Bravo Questore D’Angelo!

Dobbiamo dare atto per onestà intellettuale al Questore di Latina D’Angelo di fare un buon lavoro contro la criminalità organizzata. Cose che dovrebbe fare la Guardia di Finanza e non fa.

I carabinieri, da parte loro, hanno fatto un buon lavoro con il Comandante Rotondi, ma, poi, sembra che il loro impegno sul piano delle indagini patrimoniali si sia quanto meno attenuato.

I carabinieri, com’è noto, hanno un approccio con il fenomeno mafioso con un’ottica solamente di “ordine pubblico”, quando, invece, dovrebbero estendere la loro attività soprattutto alla lotta contro i patrimoni.

E’ una richiesta, non una critica, perché l’Arma si è sempre distinta nell’azione di contrasto delle mafie. Ma sono le mutate strategie e tattiche adottate da queste ad imporre dei radicali cambiamenti a tutto il sistema investigativo.

La mafia oggi è “impresa” e così va combattuta.

Dicevamo del Questore D’Angelo e del suo staff, Nicolino Pepe, Cristiano Tatarelli ed altri.

L’elenco dei sequestri di beni mafiosi effettuati dopo indagini meticolose fatte dalla Questura di Latina si allunga sempre più.

E ci fa piacere, oggi, leggere quanto dichiarato dal nuovo capo della Squadra Mobile, al quale rivolgiamo gli auguri più cordiali di buon lavoro, circa la volontà di accentuare l’impegno della Polizia di Stato nella caccia ai patrimoni illeciti. I prestanome, dr. Tatarelli, i “ colletti bianchi”, professionisti, politici, funzionari ecc. Il Col. Salato in provincia di Frosinone è partito con le sue indagini dal gran numero di Mercedes e SUV circolanti sulle strade a fronte del basso livello del tenore di vita dei cittadini. Lo hanno scritto i giornali ciociari.

Il Dr. Tatarelli parla di “ situazioni spaventose a Formia e Gaeta con grossi capitali investiti che provengono dalle attività illecite”

Non è quello che denunciamo noi da anni, ritornando sull’argomento proprio l’altro ieri?

Il Dr. Tatarelli fa un accenno anche a Latina dove ormai i capitali sospetti hanno raggiunto l’altezza del Monte Rosa.

Noi stiamo completando un’indagine meticolosa sulle situazioni esistenti in due importanti comuni della provincia di Latina, Formia e Terracina, e quello che sta venendo fuori è veramente inquietante.

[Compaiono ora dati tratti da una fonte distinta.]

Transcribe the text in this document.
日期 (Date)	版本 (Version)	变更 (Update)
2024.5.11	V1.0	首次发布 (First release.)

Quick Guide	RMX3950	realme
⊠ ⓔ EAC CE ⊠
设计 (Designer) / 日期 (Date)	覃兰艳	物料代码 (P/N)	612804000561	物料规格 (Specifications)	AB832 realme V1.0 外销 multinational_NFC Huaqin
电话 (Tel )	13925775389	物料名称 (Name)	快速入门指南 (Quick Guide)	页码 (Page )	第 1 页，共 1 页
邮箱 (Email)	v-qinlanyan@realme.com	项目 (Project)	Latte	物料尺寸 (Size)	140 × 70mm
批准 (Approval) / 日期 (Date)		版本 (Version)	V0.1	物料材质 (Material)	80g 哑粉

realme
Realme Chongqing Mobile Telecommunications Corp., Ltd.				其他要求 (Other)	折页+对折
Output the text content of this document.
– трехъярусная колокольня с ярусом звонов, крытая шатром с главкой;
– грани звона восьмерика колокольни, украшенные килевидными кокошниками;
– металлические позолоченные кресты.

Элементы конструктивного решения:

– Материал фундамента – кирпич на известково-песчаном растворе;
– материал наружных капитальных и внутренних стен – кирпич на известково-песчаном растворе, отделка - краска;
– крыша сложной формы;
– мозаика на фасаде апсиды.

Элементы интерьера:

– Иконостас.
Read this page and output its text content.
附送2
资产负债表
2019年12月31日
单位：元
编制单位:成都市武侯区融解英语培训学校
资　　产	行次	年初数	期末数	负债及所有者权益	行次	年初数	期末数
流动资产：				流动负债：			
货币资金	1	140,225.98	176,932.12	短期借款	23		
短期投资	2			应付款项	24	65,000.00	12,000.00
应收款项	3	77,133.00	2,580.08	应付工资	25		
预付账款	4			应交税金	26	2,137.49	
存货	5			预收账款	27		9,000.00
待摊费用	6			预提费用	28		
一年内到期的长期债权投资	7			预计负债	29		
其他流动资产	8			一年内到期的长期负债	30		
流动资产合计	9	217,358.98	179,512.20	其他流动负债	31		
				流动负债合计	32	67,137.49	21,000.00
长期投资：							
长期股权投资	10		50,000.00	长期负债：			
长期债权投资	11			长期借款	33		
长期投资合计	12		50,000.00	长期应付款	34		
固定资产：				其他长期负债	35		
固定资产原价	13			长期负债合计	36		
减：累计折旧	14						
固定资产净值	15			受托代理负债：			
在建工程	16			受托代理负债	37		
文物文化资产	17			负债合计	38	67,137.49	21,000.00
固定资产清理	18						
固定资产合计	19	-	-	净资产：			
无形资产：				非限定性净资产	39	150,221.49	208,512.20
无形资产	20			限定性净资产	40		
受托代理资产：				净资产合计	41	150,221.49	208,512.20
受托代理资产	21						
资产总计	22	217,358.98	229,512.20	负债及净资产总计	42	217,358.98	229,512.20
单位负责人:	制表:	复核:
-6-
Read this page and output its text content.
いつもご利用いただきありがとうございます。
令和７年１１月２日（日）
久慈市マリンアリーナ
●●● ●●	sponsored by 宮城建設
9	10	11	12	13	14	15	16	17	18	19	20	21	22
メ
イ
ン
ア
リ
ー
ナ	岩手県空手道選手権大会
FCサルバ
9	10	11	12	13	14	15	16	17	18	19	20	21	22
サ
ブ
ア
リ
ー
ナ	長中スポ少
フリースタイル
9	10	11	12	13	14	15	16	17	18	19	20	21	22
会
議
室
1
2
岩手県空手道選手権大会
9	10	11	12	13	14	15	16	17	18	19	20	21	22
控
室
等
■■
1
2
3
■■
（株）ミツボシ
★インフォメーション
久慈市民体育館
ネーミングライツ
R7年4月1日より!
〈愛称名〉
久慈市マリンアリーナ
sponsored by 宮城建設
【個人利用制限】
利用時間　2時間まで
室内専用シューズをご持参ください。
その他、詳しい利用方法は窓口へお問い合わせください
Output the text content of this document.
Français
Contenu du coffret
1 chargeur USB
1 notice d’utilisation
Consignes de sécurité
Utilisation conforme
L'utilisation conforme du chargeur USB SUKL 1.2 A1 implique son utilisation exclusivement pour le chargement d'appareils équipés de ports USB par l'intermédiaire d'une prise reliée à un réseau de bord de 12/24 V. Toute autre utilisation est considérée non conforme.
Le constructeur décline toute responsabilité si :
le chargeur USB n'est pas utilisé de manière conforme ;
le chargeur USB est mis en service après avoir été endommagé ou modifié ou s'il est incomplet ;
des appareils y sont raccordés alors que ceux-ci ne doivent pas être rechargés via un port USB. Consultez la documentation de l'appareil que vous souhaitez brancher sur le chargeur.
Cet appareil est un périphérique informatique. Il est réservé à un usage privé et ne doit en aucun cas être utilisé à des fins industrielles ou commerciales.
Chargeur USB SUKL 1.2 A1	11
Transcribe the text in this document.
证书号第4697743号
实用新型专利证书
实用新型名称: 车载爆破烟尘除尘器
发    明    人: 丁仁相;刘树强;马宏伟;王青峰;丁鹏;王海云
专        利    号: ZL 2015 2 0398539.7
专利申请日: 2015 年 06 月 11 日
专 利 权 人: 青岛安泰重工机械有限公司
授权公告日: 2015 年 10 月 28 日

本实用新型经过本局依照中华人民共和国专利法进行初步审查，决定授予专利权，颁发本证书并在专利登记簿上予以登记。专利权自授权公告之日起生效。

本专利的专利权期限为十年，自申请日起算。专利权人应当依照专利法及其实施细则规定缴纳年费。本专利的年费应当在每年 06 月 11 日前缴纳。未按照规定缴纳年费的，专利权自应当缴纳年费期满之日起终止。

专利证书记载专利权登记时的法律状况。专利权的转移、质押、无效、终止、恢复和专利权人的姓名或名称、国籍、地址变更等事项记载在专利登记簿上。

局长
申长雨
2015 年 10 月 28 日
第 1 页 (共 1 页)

Dell’esito delle nostre indagini informeremo, come di rito, chi di dovere in via informale.

Un appello finale: la situazione è gravissima in tutto il Basso Lazio, Latina e Frosinone.

A Frosinone finalmente è arrivato un eccellente Comandante della Guardia di Finanza-Il Col. Giancostabile Salato, con un curriculum più unico che raro, e gli effetti si stanno vedendo.

A Latina c’è il Questore D’Angelo.

Ma è possibile che lo Stato non veda che è urgente anche negli altri corpi di polizia la necessità di cambiare registro???

Che fanno i partiti politici e tutti coloro che fanno bla bla sulle mafie, ma che non affrontano mai i problemi reali che sono, appunto, le carenze degli organi giudiziari ed investigativi oltreché l’insensibilità e l’ignavia di tanta gente?

A margine di queste considerazioni, suggeriamo agli investigatori di Formia di approfondire gli aspetti emersi nel servizio di Simone Pangia su “La Provincia” di oggi -1 ottobre 2009- (soprattutto per quanto riguarda gli sms) sull’assassinio di Antonio Salzillo. E’ una pista, secondo noi, che potrebbe portare molto lontano.